When I first moved back to Scotland I had stopped believing in love. What I'd been through had made me think that love was more just a concept, that it was far too easy to say you loved someone then it was to actually show them how you felt. The stupid truth is that I do still believe, that most nights before I go to bed I say a little prayer, I'm not sure who to cause I'm not religious, but I do it anyway. I'm still not sure that what I'm looking for actually exists and I'm even less sure that it exists for me but I'm gonna keep trying. I refuse to let the bad experiences I've been through put me off.

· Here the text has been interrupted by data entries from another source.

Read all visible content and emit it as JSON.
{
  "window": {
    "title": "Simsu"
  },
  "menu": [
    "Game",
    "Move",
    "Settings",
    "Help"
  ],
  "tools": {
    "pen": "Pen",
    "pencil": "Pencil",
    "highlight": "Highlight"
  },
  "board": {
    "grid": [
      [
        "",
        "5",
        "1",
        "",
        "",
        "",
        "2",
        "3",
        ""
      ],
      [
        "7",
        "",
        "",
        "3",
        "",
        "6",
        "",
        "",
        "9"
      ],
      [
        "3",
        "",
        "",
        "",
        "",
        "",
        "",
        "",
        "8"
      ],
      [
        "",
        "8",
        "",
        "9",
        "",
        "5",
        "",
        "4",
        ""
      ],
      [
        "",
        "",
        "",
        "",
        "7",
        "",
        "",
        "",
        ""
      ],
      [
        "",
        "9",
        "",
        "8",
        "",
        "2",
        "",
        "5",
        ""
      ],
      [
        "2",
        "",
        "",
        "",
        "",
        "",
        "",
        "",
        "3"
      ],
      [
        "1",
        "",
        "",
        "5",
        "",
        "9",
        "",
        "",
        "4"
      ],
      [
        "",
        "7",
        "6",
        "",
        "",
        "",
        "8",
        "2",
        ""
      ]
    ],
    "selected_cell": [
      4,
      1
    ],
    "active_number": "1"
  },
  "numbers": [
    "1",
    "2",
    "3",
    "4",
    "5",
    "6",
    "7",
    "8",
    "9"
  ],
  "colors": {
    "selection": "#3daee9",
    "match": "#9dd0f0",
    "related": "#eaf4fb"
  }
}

The only real problem is that I don't think I'm one of those girls. I see nice, sweet guys who write songs about girls, who can't stop thinking about girls and who don't stop trying to show them how they feel. And quite a lot of the time the girls in question don't deserve it and don't appreciate it and its hard to watch because it makes me realise I'm not one of those girls and I don't think I ever will be. I'm gonna try and not give up on it but I don't really know anymore.
I do know that I'm looking in all the wrong places. I know who I am and I've yet to met a boy who understands me and recently all the ones I've met haven't even really cared. I want a boy who says he'll look at my photography portfolio and then actually does it, who smiles when one of my favourite songs comes on and it makes me happy, who'll actually listen to me when I'm talking instead of switching off and who'll try his hardest never to hurt me, physically or emotionally. I try very hard to be the best daughter, friend and student I can be and I know I've got it in me to add girlfriend to that list.
So yeah I do wear my heart on my sleeve, but thats just me and hopefully one day I'll find someone who likes that instead of yet another person who sees it as a weakness.